HOMEOWNERS are being warned to guard themselves against a boiler insurance scam.
Police and Trading Standards have issued the warnings after a woman in her 80s was targeted by fraudsters.
Elizabeth Smith was at her Anchorage Park home in Portsmouth with her husband when the phone rang.
On the line was a woman who informed Mrs Smith her boiler insurance was about to run out, and she needed to renew it over the telephone using her debit card without delay.
Mrs Smith said: ‘She said I had a policy with them, and I should give my bank number to them.
‘I knew straight away it was wrong.
‘Then she said she would send some paperwork through the post, but I still had to give her my details on the phone.
‘I think people should be warned because they might not realise it’s not right.’
Leon Livermore, chief executive of the Trading Standards Institute, said the consequences of such calls could be more than just lost money.
He said: ‘For most residents, nuisance calls are nothing more than an annoyance.
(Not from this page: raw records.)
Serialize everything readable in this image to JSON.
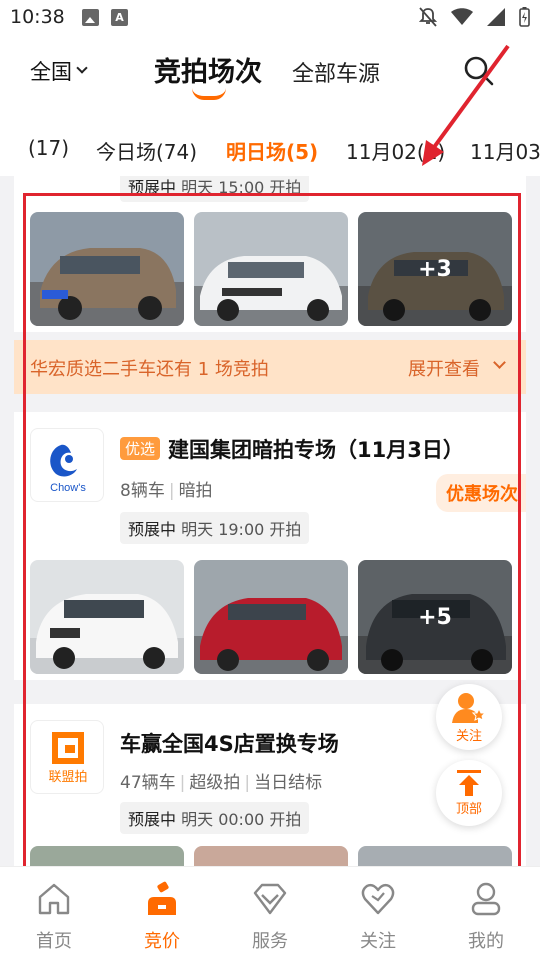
{
  "status_bar": {
    "time": "10:38"
  },
  "header": {
    "region": "全国",
    "active_tab": "竞拍场次",
    "other_tab": "全部车源"
  },
  "date_tabs": [
    {
      "label": "(17)",
      "active": false
    },
    {
      "label": "今日场(74)",
      "active": false
    },
    {
      "label": "明日场(5)",
      "active": true
    },
    {
      "label": "11月02(1)",
      "active": false
    },
    {
      "label": "11月03",
      "active": false
    }
  ],
  "auction_cards": [
    {
      "status": "预展中",
      "status_time": "明天 15:00 开拍",
      "photos": [
        {
          "more": ""
        },
        {
          "more": ""
        },
        {
          "more": "+3"
        }
      ]
    },
    {
      "tag": "优选",
      "logo_text": "Chow's",
      "title": "建国集团暗拍专场（11月3日）",
      "car_count": "8辆车",
      "auction_type": "暗拍",
      "promo": "优惠场次",
      "status": "预展中",
      "status_time": "明天 19:00 开拍",
      "photos": [
        {
          "more": ""
        },
        {
          "more": ""
        },
        {
          "more": "+5"
        }
      ]
    },
    {
      "logo_text": "联盟拍",
      "title": "车赢全国4S店置换专场",
      "car_count": "47辆车",
      "auction_type": "超级拍",
      "settle": "当日结标",
      "status": "预展中",
      "status_time": "明天 00:00 开拍"
    }
  ],
  "banner": {
    "text": "华宏质选二手车还有 1 场竞拍",
    "action": "展开查看"
  },
  "floating": {
    "follow": "关注",
    "top": "顶部"
  },
  "bottom_nav": [
    {
      "label": "首页",
      "icon": "home-icon"
    },
    {
      "label": "竞价",
      "icon": "auction-icon"
    },
    {
      "label": "服务",
      "icon": "diamond-icon"
    },
    {
      "label": "关注",
      "icon": "heart-icon"
    },
    {
      "label": "我的",
      "icon": "user-icon"
    }
  ],
  "colors": {
    "accent": "#ff6a00",
    "highlight": "#e0242f",
    "banner_bg": "#ffe3c8"
  }
}
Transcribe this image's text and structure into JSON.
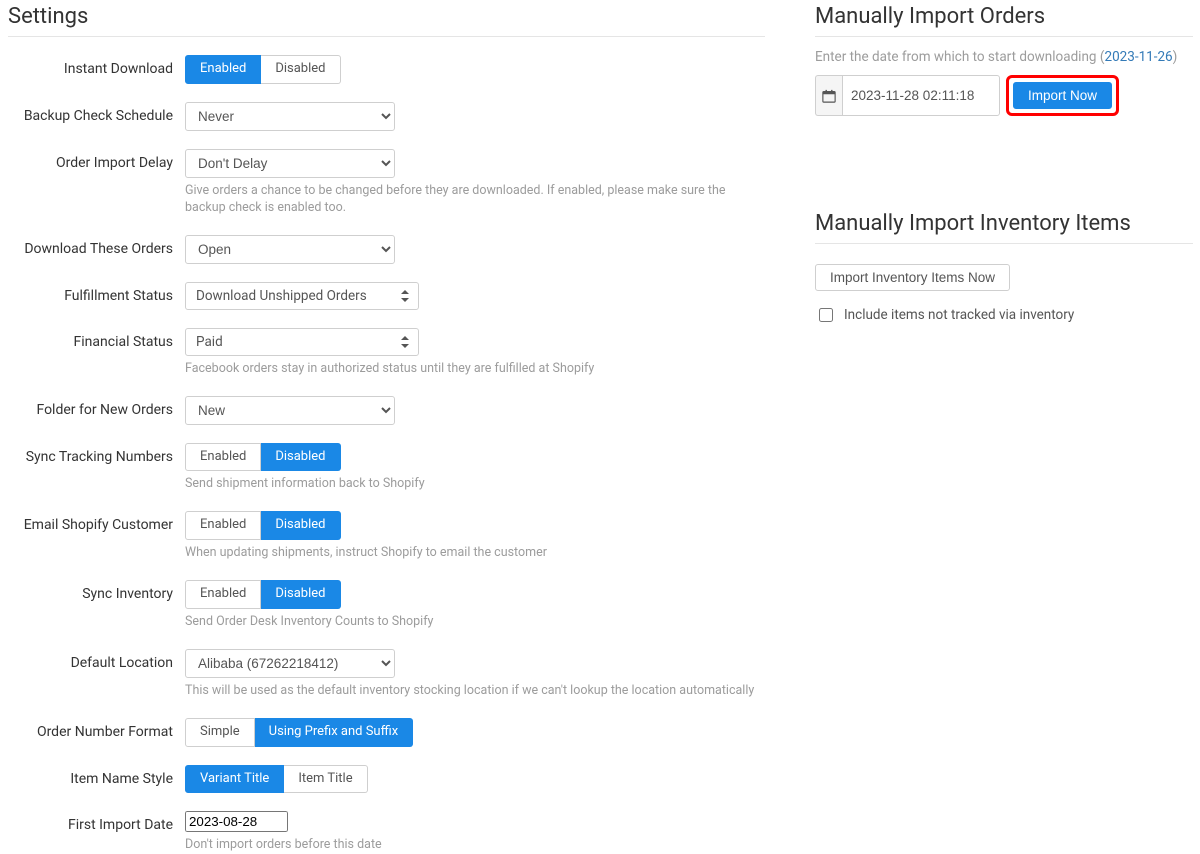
{
  "left": {
    "heading": "Settings",
    "rows": {
      "instant_download": {
        "label": "Instant Download",
        "options": [
          "Enabled",
          "Disabled"
        ],
        "active": 0
      },
      "backup_check": {
        "label": "Backup Check Schedule",
        "value": "Never"
      },
      "order_import_delay": {
        "label": "Order Import Delay",
        "value": "Don't Delay",
        "help": "Give orders a chance to be changed before they are downloaded. If enabled, please make sure the backup check is enabled too."
      },
      "download_these": {
        "label": "Download These Orders",
        "value": "Open"
      },
      "fulfillment": {
        "label": "Fulfillment Status",
        "value": "Download Unshipped Orders"
      },
      "financial": {
        "label": "Financial Status",
        "value": "Paid",
        "help": "Facebook orders stay in authorized status until they are fulfilled at Shopify"
      },
      "folder_new": {
        "label": "Folder for New Orders",
        "value": "New"
      },
      "sync_tracking": {
        "label": "Sync Tracking Numbers",
        "options": [
          "Enabled",
          "Disabled"
        ],
        "active": 1,
        "help": "Send shipment information back to Shopify"
      },
      "email_customer": {
        "label": "Email Shopify Customer",
        "options": [
          "Enabled",
          "Disabled"
        ],
        "active": 1,
        "help": "When updating shipments, instruct Shopify to email the customer"
      },
      "sync_inventory": {
        "label": "Sync Inventory",
        "options": [
          "Enabled",
          "Disabled"
        ],
        "active": 1,
        "help": "Send Order Desk Inventory Counts to Shopify"
      },
      "default_location": {
        "label": "Default Location",
        "value": "Alibaba (67262218412)",
        "help": "This will be used as the default inventory stocking location if we can't lookup the location automatically"
      },
      "order_number_format": {
        "label": "Order Number Format",
        "options": [
          "Simple",
          "Using Prefix and Suffix"
        ],
        "active": 1
      },
      "item_name_style": {
        "label": "Item Name Style",
        "options": [
          "Variant Title",
          "Item Title"
        ],
        "active": 0
      },
      "first_import_date": {
        "label": "First Import Date",
        "value": "2023-08-28",
        "help": "Don't import orders before this date"
      }
    }
  },
  "right": {
    "import_orders": {
      "heading": "Manually Import Orders",
      "desc_prefix": "Enter the date from which to start downloading (",
      "desc_link": "2023-11-26",
      "desc_suffix": ")",
      "date_value": "2023-11-28 02:11:18",
      "button": "Import Now"
    },
    "import_inventory": {
      "heading": "Manually Import Inventory Items",
      "button": "Import Inventory Items Now",
      "checkbox_label": "Include items not tracked via inventory"
    }
  }
}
‘However, for elderly and vulnerable members of the community who fall victim to scammers, cold calling can have a serious impact, including loss of independence, mental deterioration and financial hardship.’
Hampshire police is investigating the incident.
A spokeswoman for the force said: ‘Never give out any personal information about your bank account to anybody over the phone.
‘If you have given out information which could compromise your bank account security in any way, call your bank up to cancel your cards as soon as possible.
‘Bogus callers use tricks to get into your home, such as pretending to be from water, gas or electricity companies.
‘Remember, none of these companies should ever need to access your home, even in an emergency – call the company they claim to be from by using the telephone number in the phone book or on a bill.
‘Remember, if a caller is genuine they will understand your concerns.’
If you have received such calls, contact police on 101 to report them.